Having ideas is always my most difficult step. That came in an unprecedented rush of brainstorming on Friday, which tested Bill Putt's patience and made him think I'm even weirder than usual. I think I'll prune a dozen or two of the ideas over the process. The book is now (in my mind) connected thematically between its unrelated parts; its sub-plots will have more dependency on each other; most of the questions are answered; instead of being character-driven the book is now driven by the development of a theme. One of the characters in the book quoted Chekhov about writing: "If a gun is on the mantle in the first act, it must go off in the third." So I took a half-dozen guns from the novel that I considered (in my private opinion) unfired, and found out what the book would look like if I fired them. It's a very different book.

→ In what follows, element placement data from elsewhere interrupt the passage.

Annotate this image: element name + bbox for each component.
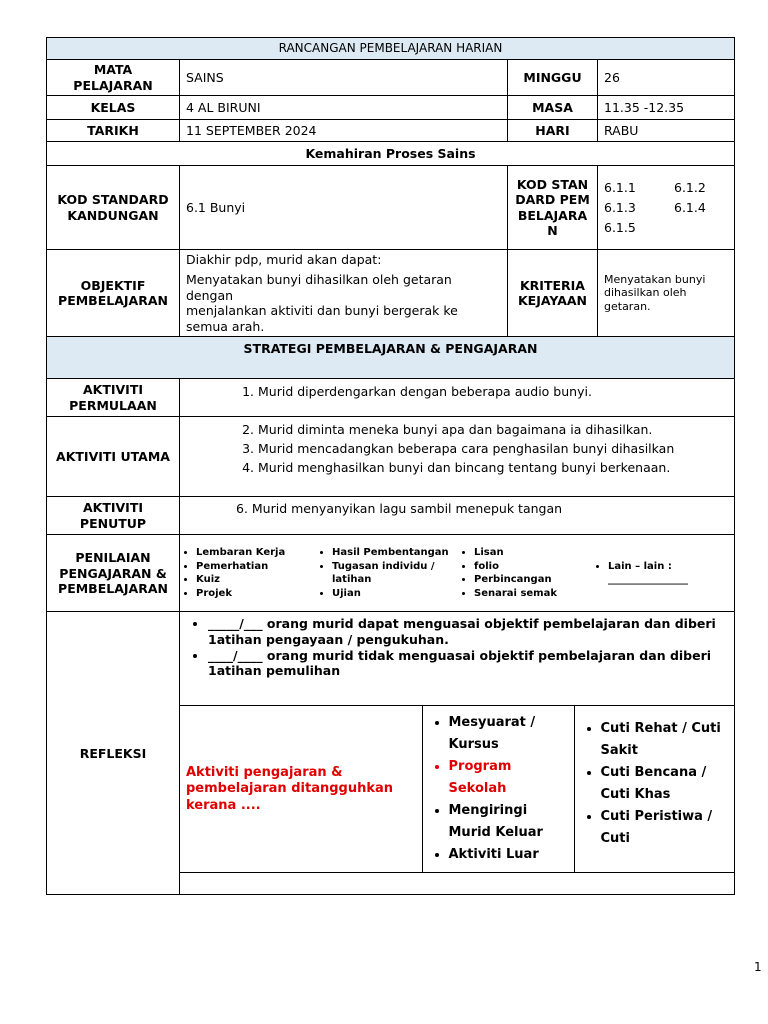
list-item: • Projek [196, 587, 314, 601]
masa-label: MASA [508, 96, 598, 120]
kod-standard-kandungan-value: 6.1 Bunyi [180, 166, 508, 250]
objektif-content [180, 250, 508, 337]
mata-pelajaran-value: SAINS [180, 60, 508, 96]
refleksi-label: REFLEKSI [47, 612, 180, 895]
tarikh-label: TARIKH [47, 120, 180, 142]
kod-standard-pembelajaran-label: KOD STANDARD PEMBELAJARAN [508, 166, 598, 250]
aktiviti-utama-label: AKTIVITI UTAMA [47, 417, 180, 497]
list-item: • Senarai semak [474, 587, 590, 601]
list-item: • Cuti Rehat / Cuti Sakit [601, 718, 735, 762]
kriteria-label: KRITERIA KEJAYAAN [508, 250, 598, 337]
hari-value: RABU [598, 120, 735, 142]
aktiviti-penutup-content: 6. Murid menyanyikan lagu sambil menepuk tangan [180, 497, 735, 535]
list-item: • Mesyuarat / Kursus [449, 712, 574, 756]
aktiviti-permulaan-list [186, 384, 728, 400]
list-item: • folio [474, 560, 590, 574]
list-item: 4. Murid menghasilkan bunyi dan bincang tentang bunyi berkenaan. [258, 460, 728, 476]
strategi-heading: STRATEGI PEMBELAJARAN & PENGAJARAN [47, 337, 735, 379]
list-item: • Mengiringi Murid Keluar [449, 800, 574, 844]
kriteria-value: Menyatakan bunyi dihasilkan oleh getaran. [598, 250, 735, 337]
refleksi-line-1: • _____/___ orang murid dapat menguasai objektif pembelajaran dan diberi 1atihan pengayaan / pengukuhan. [208, 616, 728, 647]
list-item: • Kuiz [196, 573, 314, 587]
tarikh-value: 11 SEPTEMBER 2024 [180, 120, 508, 142]
objektif-label: OBJEKTIF PEMBELAJARAN [47, 250, 180, 337]
penilaian-col-4 [592, 559, 726, 588]
penilaian-col-3 [458, 545, 592, 601]
list-item: 1. Murid diperdengarkan dengan beberapa audio bunyi. [258, 384, 728, 400]
refleksi-tangguh [180, 706, 735, 873]
kod-standard-kandungan-label: KOD STANDARD KANDUNGAN [47, 166, 180, 250]
list-item: • Cuti Bencana / Cuti Khas [601, 762, 735, 806]
ksp-code: 6.1.2 [674, 180, 706, 196]
kelas-label: KELAS [47, 96, 180, 120]
objektif-intro: Diakhir pdp, murid akan dapat: [186, 252, 382, 268]
penilaian-label: PENILAIAN PENGAJARAN & PEMBELAJARAN [47, 535, 180, 612]
objektif-line-2: menjalankan aktiviti dan bunyi bergerak ke semua arah. [186, 303, 458, 334]
penilaian-grid [180, 535, 734, 611]
penilaian-content [180, 535, 735, 612]
aktiviti-penutup-label: AKTIVITI PENUTUP [47, 497, 180, 535]
list-item: • Lisan [474, 546, 590, 560]
list-item: • Program Sekolah [449, 756, 574, 800]
page-number: 1 [754, 960, 762, 974]
minggu-label: MINGGU [508, 60, 598, 96]
list-item: • Tugasan individu / latihan [332, 560, 456, 587]
objektif-line-1: Menyatakan bunyi dihasilkan oleh getaran dengan [186, 271, 452, 303]
aktiviti-utama-content [180, 417, 735, 497]
sebab-list-a [422, 706, 574, 872]
hari-label: HARI [508, 120, 598, 142]
ksp-code: 6.1.1 [604, 180, 636, 196]
ksp-code: 6.1.3 [604, 199, 636, 215]
list-item: 2. Murid diminta meneka bunyi apa dan bagaimana ia dihasilkan. [258, 422, 728, 438]
list-item: • Aktiviti Luar [449, 844, 574, 866]
list-item: • Lain – lain : ________________ [608, 560, 724, 587]
aktiviti-permulaan-label: AKTIVITI PERMULAAN [47, 379, 180, 417]
lesson-plan-table [46, 37, 735, 895]
masa-value: 11.35 -12.35 [598, 96, 735, 120]
refleksi-tangguh-table [180, 706, 734, 872]
ksp-code: 6.1.4 [674, 199, 706, 215]
ksp-code: 6.1.5 [604, 219, 636, 235]
kemahiran-heading: Kemahiran Proses Sains [47, 142, 735, 166]
list-item: • Ujian [332, 587, 456, 601]
mata-pelajaran-label: MATA PELAJARAN [47, 60, 180, 96]
list-item: • Cuti Peristiwa / Cuti [601, 806, 735, 850]
aktiviti-permulaan-content [180, 379, 735, 417]
list-item: • Hasil Pembentangan [332, 546, 456, 560]
list-item: • Lembaran Kerja [196, 546, 314, 560]
list-item: • Pemerhatian [196, 560, 314, 574]
sebab-list-b [574, 706, 734, 872]
kelas-value: 4 AL BIRUNI [180, 96, 508, 120]
list-item: • Perbincangan [474, 573, 590, 587]
list-item: 3. Murid mencadangkan beberapa cara penghasilan bunyi dihasilkan [258, 441, 728, 457]
minggu-value: 26 [598, 60, 735, 96]
refleksi-top [180, 612, 735, 706]
aktiviti-utama-list [186, 422, 728, 475]
refleksi-line-2: • ____/____ orang murid tidak menguasai objektif pembelajaran dan diberi 1atihan pemulihan [208, 648, 728, 679]
document-title: RANCANGAN PEMBELAJARAN HARIAN [47, 38, 735, 60]
kod-standard-pembelajaran-codes [598, 166, 735, 250]
ditangguhkan-text: Aktiviti pengajaran & pembelajaran ditangguhkan kerana .... [186, 765, 394, 813]
refleksi-empty-row [180, 873, 735, 895]
penilaian-col-1 [180, 545, 316, 601]
penilaian-col-2 [316, 545, 458, 601]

Today I started getting more than the outline out of my head and into words. I'm always most creative while lying in bed in complete darkness or pacing a dark, perfectly quiet house, but can rarely reproduce my thoughts the next morning, so it can't wait. It's now almost one o'clock on Sunday morning and I've got 600 words so far. It's not much, but I delete and edit incessantly. They're 600 words, but they're good words, and cover the key moments of four of the most crucial developments.

[identity profile] mjwise.livejournal.com 2005-07-17 10:02 pm (UTC)(link)
You think it's upsetting to have a bad ending in a single book? The Dungeon (http://www.xs4all.nl/~rnuninga/PJFcb.htm) is an experimental, six-volume sci-fi/fantasy/adventure series that contains five great volumes ended with a horrid, unreadable sixth volume. Talk about disappointment! Different authors took part, and the sixth book was written by the same man as the first. However, this author took basically no note of what happened in the 4 volumes he hadn't written. Major characters disappeared, new characters are conjured out of thin air, and the plot cratered into a nonsensical metaphysical morass. I would love to see another attempt at a sixth volume for it, and a re-edit of the sixth volume just wouldn't cut it, I think.

[identity profile] ericthemage.livejournal.com 2005-07-17 10:44 pm (UTC)(link)
I thought that about Venus Prime (http://www.ereader.com/product/book/series/1198), I read the first five and enjoyed them, and the sixth was crap. Highly disappointed. Same author throughout.

[identity profile] matt-arnold.livejournal.com 2005-07-18 04:16 am (UTC)(link)
2,000 words so far. At least 6,000 more to go, probably more like 10,000 more.